—Est-ce que tu m’aimes?
Ella le mira fijamente con
sus enormes ojos azules, y él sonríe. La besa.
—¿Acaso lo dudas?
Ella esboza una leve
sonrisa, y baja los párpados durante un segundo. Los vuelve a levantar, y en
sus pupilas se distingue un brillo de ilusión.
Ella sabe que la quiere,
claro que lo sabe. Pero su inseguridad, una inseguridad que la acompaña desde
que su madre la abandonó en las sucias calles de París, la obliga a querer
confirmarlo segundo tras segundo, temerosa de que, de pronto, el amor de Marcel
se apague como la llama de una cerilla.
Y, cada vez que le
pregunta, cada vez que plantea la eterna cuestión, él la besa, en los labios,
en la frente, en los párpados. La besa hasta que ella queda convencida durante
un tiempo de que su amor es sincero y eterno.
Édith suspira. Acaricia
sus mejillas, pensando en que dentro de algo menos de ocho horas él estará
tomando un avión hacia París, alejándose de ella durante todo un mes.
No sabe si lo soportará.
Le ama tanto, que un minuto sin su presencia es como caer en un abismo durante
toda la eternidad.
Todo comenzó durante una fría
noche de invierno en Nueva York. A ella le gustó desde el principio, él no
parecía muy convencido. Pero, poco a poco, la magia de sus ojos y de su voz
consiguió atraparle.
Primero fueron las miradas
brumosas, luego las caricias aparentemente accidentales.
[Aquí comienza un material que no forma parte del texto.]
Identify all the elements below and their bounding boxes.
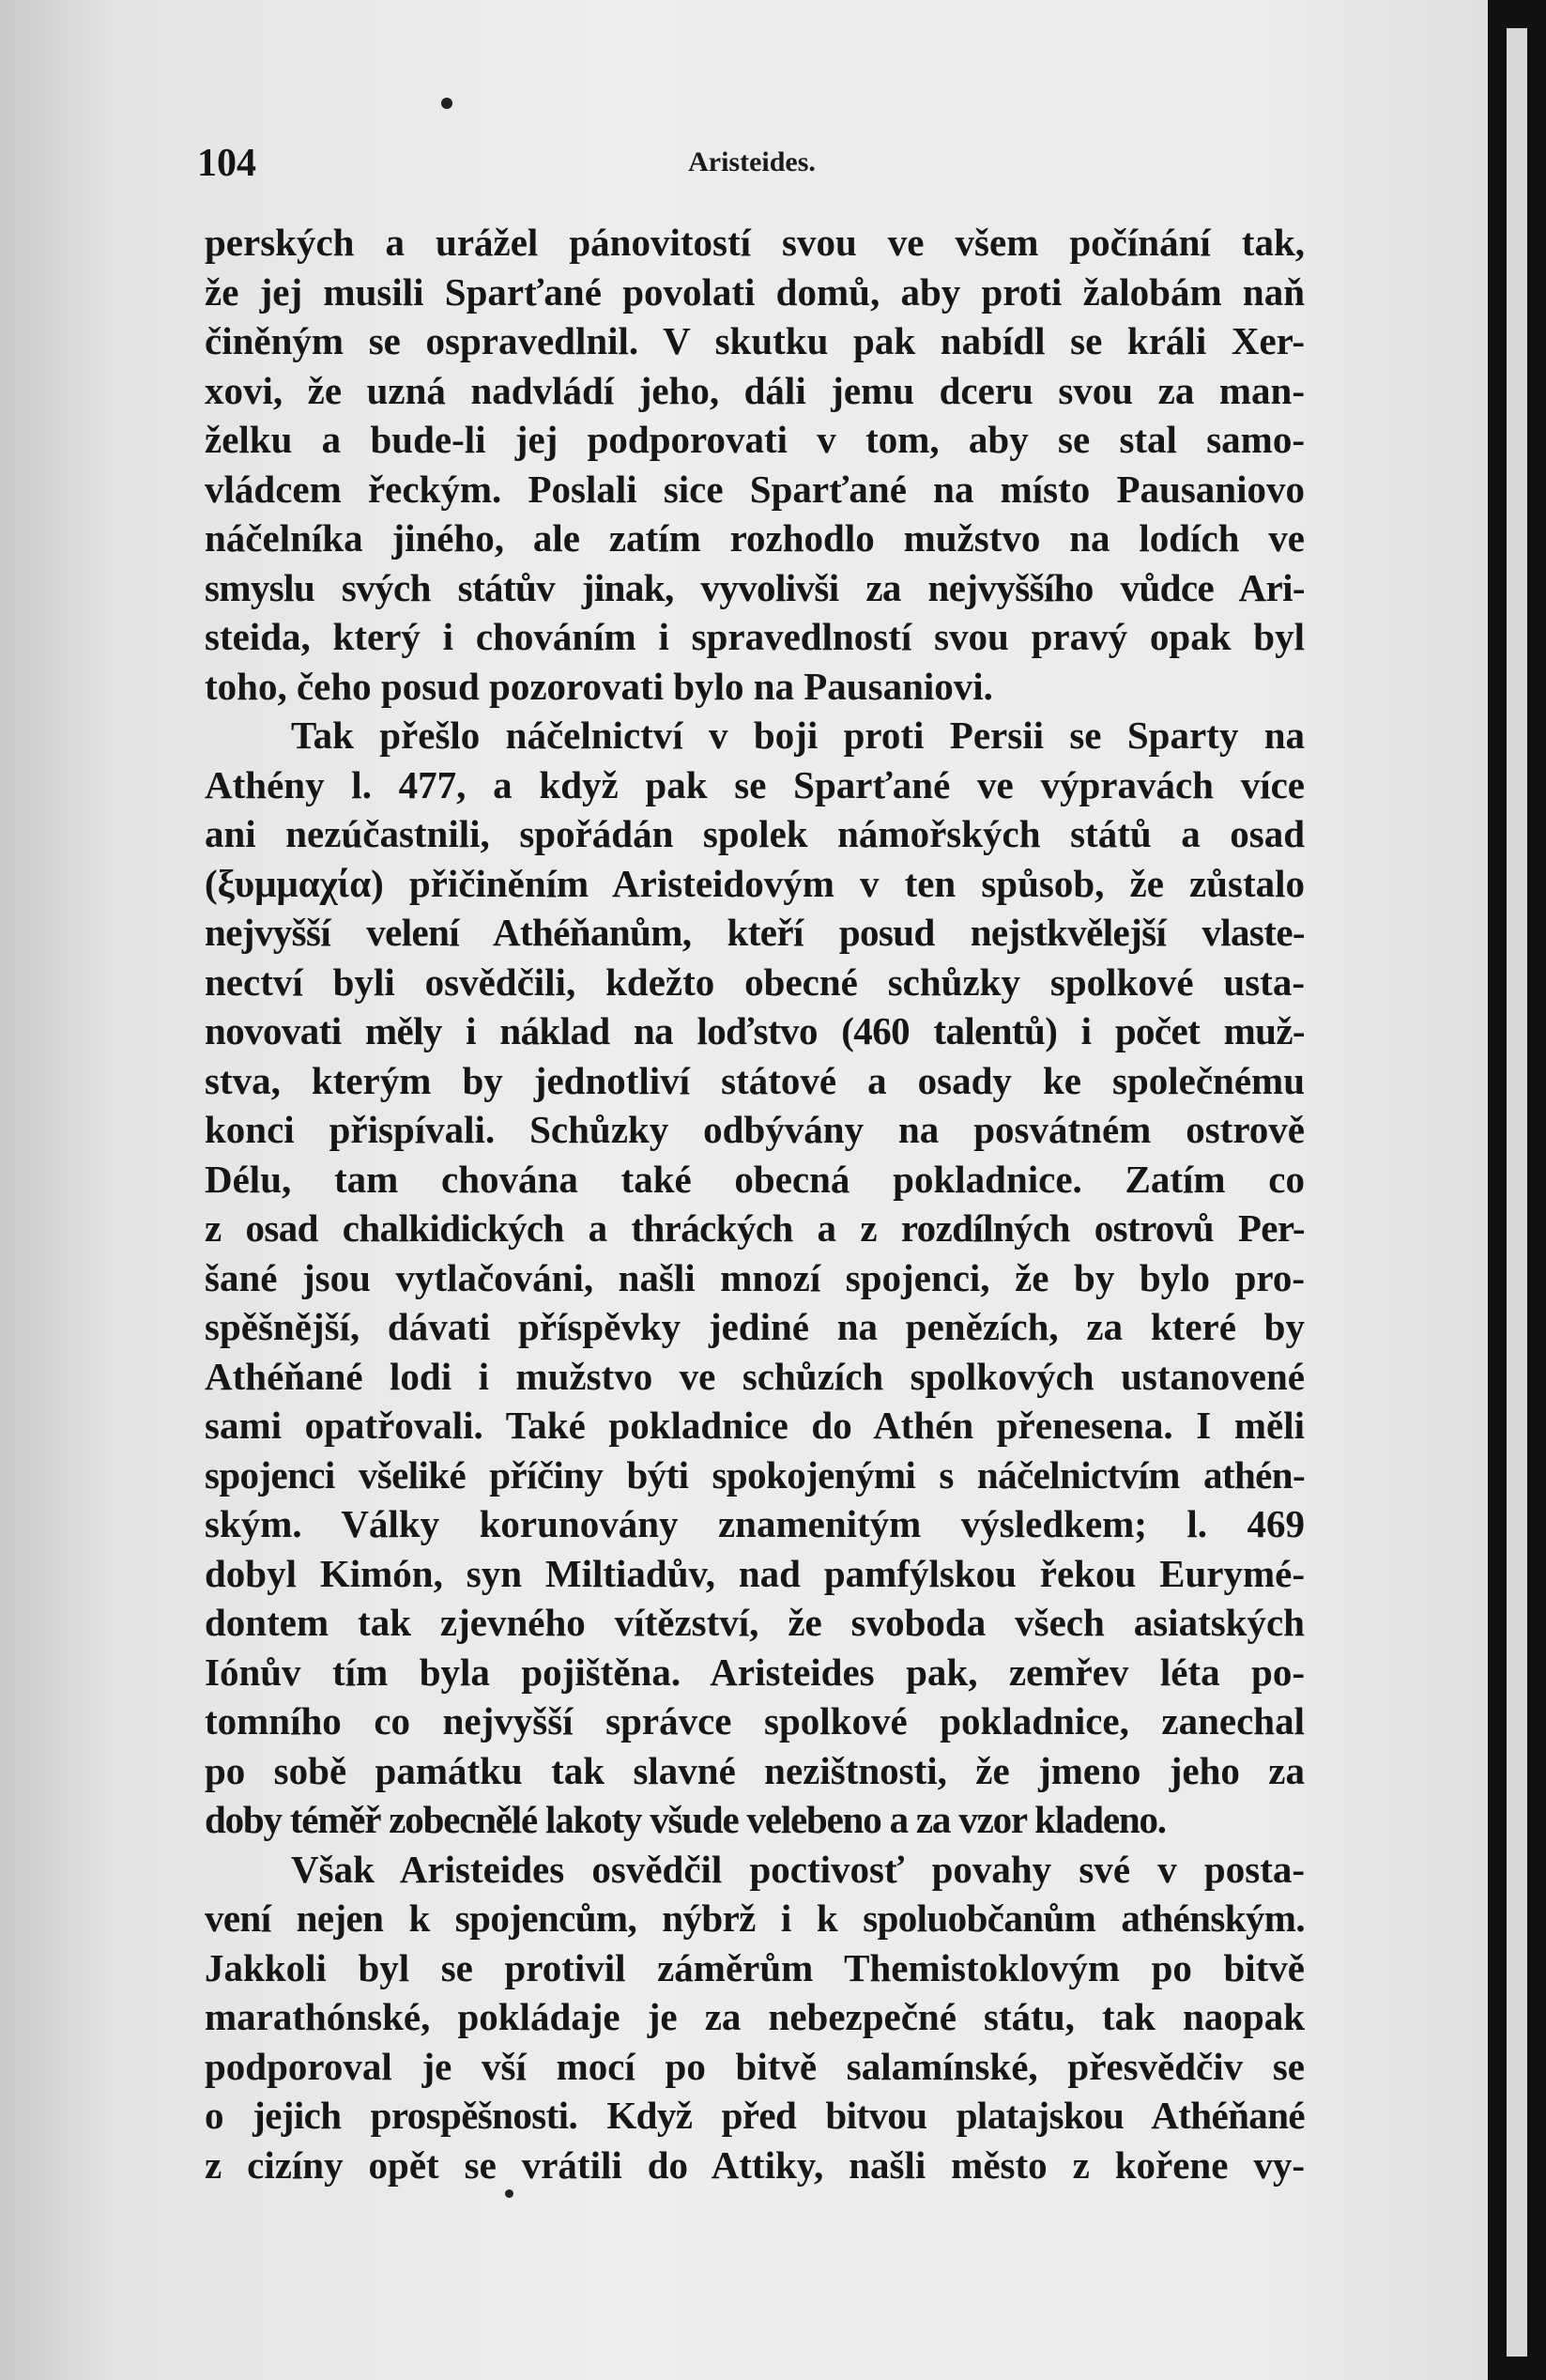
text-line: ským. Války korunovány znamenitým výsledkem; l. 469 [205,1502,1305,1545]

Después llegaron los
besos furtivos, los sobornos al botones de los hoteles para que les llevara por
la escalera de servicio, las noches en vela.
Marcel agachado en la parte
de atrás del coche, ella riendo con soltura. Los viajes casi continuos de un
continente a otro, para efectuar reencuentros que cada vez eran más distantes.
Las cartas de amor con su
perfume, las llamadas hasta las tantas de la madrugada, las miradas que decían
más que todo un día de palabras. Las canciones que al fin cobraban sentido.
Al principio, intentó
buscarle defectos. Primero muchos, después unos pocos. Al final, quiso
conformarse con encontrar uno sólo. Pero no pudo, y se resignó: Marcel era perfecto,
y la quería a ella, sólo a ella.
Édith le besa, y le estrecha
entre sus brazos. Intenta contener las lágrimas desesperadas besando su cuello
y su pecho, tirándole sobre la cama y acariciando su cabello.
—Prométeme que no me
dejarás nunca. —susurra, una lágrima cayendo de su ojo izquierdo, mientras
aprieta la vigorosa mano de Marcel.
—Jamais. Te adoro,
gorrión.
Édith sonríe con tristeza,
y besa a Marcel. Él no la dejaría jamás, lo sabe, por mucho tiempo que pasen
separados.
Y la noche acaba de empezar…
—Tienes que ser fuerte. El
avión se estrelló.
Édith se pregunta como
todo puede derrumbarse en un segundo.